ITC, the Indian FMCG major, is launching a range of products into the country’s fledgling market for plant-based meat alternatives.

The company, best known in food for brands such as Bingo snacks and Aashirvaad kitchen ingredients, is rolling out “a host” of plant-based meat products, starting with burger patties and nuggets.

ITC initially plans to sell the products in undisclosed large retail chains, as well as through e-commerce, in India’s top eight cities. The group is also targeting the foodservice market.

Hemant Malik, the chief executive of ITC’s foods business, said: “We want to enjoy the early mover advantage in India. The meat market is huge with 72% of Indians being non-vegetarians. Given the growing concerns around wellness and sustainability, India has the potential to emerge as a large market for plant-based alternatives.”

India’s market for plant-based meat is in its infancy but investors and entrepreneurs are, in the main, optimistic about the sector’s potential, even if there is some uncertainty about the real extent to which the market can grow.

Posting on LinkedIn today (6 January), Varun Deshpande, managing director of The Good Food Institute’s India office, highlighted a recent move by Indian food-delivery business Swiggy.

“I’ve written before about how incredibly surreal it is to see the smart protein sector take its first steps in the country, with start-ups and now mega food corporations entering the race for a more secure, sustainable, and just food supply. Here’s another step along that decade-plus long journey and the latest indication that the category is well and truly arriving: our friends at Indian delivery giant Swiggy’s convenience grocery service Instamart now lists ‘plant-based meat’ as its own category under ‘Meat’, in keeping with best practices from The Good Food Institute India and our global network – starting with two leading companies Blue Tribe Foods and GoodDot.”

He added: “As hundreds more start-ups enter the space, FMCG and agri-giants continue to make deep investments, government agencies provide key support, and venture capital flows into the sector over the next decade, it will become increasingly apparent that upgrading our protein supply ranks alongside renewable energy as a pillar of India’s green economy.”

Last month, UK-based data and analytics group GlobalData released figures it said showed the meat-substitutes market is set for global expansion, with the sector forecast to grow fastest in Australasia.
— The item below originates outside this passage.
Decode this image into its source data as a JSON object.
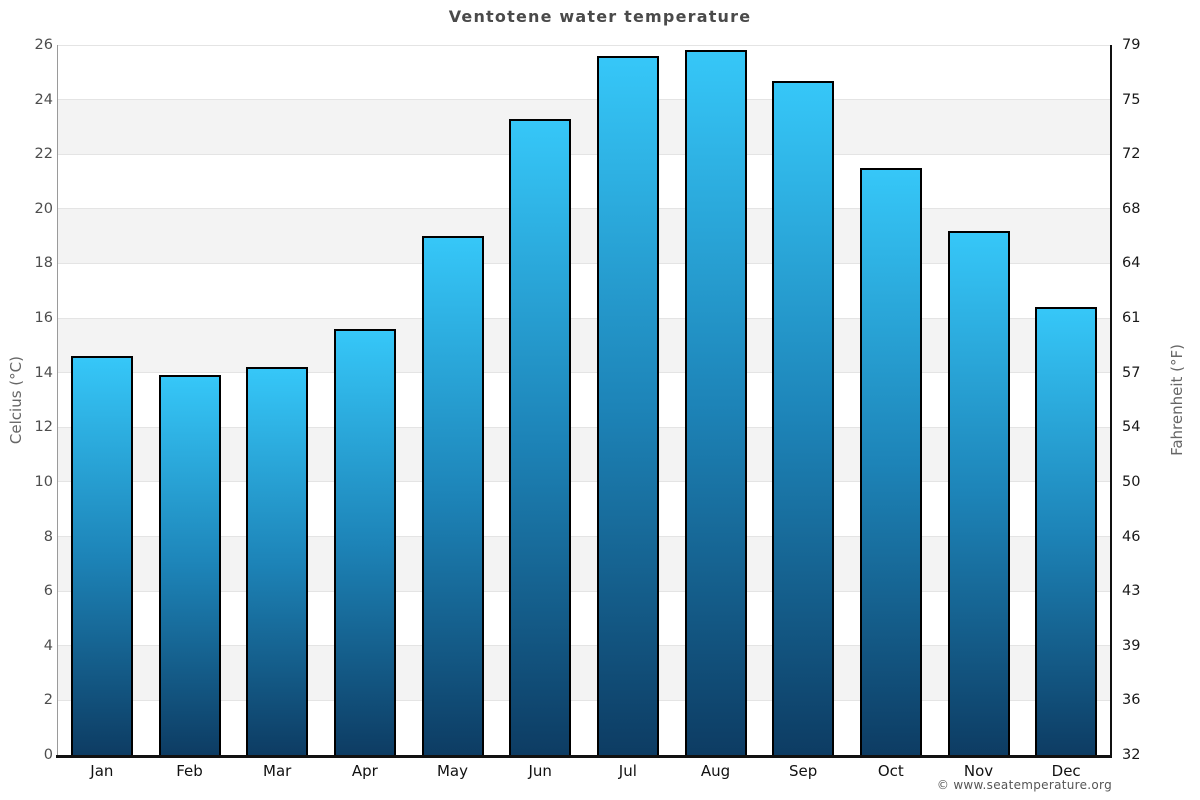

GlobalData is predicting the value of the worldwide meat-substitutes market – as measured by retail sales – will increase by 95% between 2020 and 2025 to US$11.9bn.

Sales are forecast to grow quickest in Australasia, with GlobalData estimating the value of the retail market will jump 570% to $912m in 2025.

Just Food, August 2021: India plant-based meat firm GoodDot Enterprises eyes UK, US after funding

Just Food archive: “It’s going to be a marathon and it’s going to be worth it” – weighing up the prospects for plant-based meat in India.

GlobalData classifies meat substitutes as: soy-based products; grain-based lines; those made from a single-cell protein such as fungi or algae; and ‘vegetable- or plant-based proteins’ such as those made from legumes.